In order to move in this direction, representatives of more than 50 countries met this week in Dakar as part of the Extractive Industries Transparency Initiative (EITI), almost all from the global south with the notable absence of a large number of European powers as well as economic giants such as the U.S. and China. The EITI is a global initiative launched in 2003, bringing together governments, companies and civil society to push for financial transparency and performance protocols for the global extractive industry. “We have approved a new standard that puts even more emphasis on the need to report on environmental impact, and for the data to reach the public,” says Vanessa Cueto La Rosa, Latin American civil society representative at the EITI. “But we also want to see that the social benefits have an impact on women, who are often the worst affected by this industry.”
In the Republic of Congo, only 27% of oil profits stay in the country, the rest goes abroad and mainly to extractive companies”Brice Mackosso, member of the Extractive Industries Transparency Initiative (EITI)
The 2023 EITI Standard, adopted this week in Dakar, sets out transparency requirements to address anti-corruption, gender, social and environmental issues, revenue collection and energy transition. But the question is whether companies and governments will provide all the necessary information and respect what has been agreed. “We have come a long way, but there is still a long way to go,” explains Diana Kaissy from Lebanon, EITI’s Middle East and North Africa representative. In Bandiaky-Badji’s view, more forceful policies should be adopted, including sanctions. “Environmental activists are being killed all over the world, especially in Brazil and Colombia, and that is unacceptable,” she says. “Environmental crimes must be prosecuted.”

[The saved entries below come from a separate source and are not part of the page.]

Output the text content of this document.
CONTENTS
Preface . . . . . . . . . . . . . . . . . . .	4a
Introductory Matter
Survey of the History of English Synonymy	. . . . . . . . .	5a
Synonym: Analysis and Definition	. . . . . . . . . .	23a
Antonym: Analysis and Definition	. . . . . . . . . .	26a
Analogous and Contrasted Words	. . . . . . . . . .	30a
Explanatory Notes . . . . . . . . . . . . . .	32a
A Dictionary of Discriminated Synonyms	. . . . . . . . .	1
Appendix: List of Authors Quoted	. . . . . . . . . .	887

As recognized by the United Nations Development Programme (UNDP), “the minerals at the root of the clean energy transition have a social and environmental cost and, paradoxically, their own carbon footprint from extraction to final use. The Kolwezi cobalt mines, for example, use diesel engines for much of the process. Mining areas are almost always located in remote, ecologically sensitive areas, and the risk of deforestation, population displacement and generation of discharges into ecosystems is very high.”
“It’s a huge environmental cost, but the most painful thing is how little it gives back to Africa,” says Mackosso. “Before we intensify the production of critical minerals, we have to change the model. After a study carried out in the Republic of Congo, we discovered that only 27% of the oil profits stay in the country. The rest goes abroad and mainly to extractive companies. Are we going to continue like this, allowing others to take our wealth? That is the big question. And finally, what energy transition are we going to have in Africa if 60% of the population has no access to electricity now? In the end, we are going to be left with very little through footing the environmental bill that allows others to move to a greener model. I don’t get it.”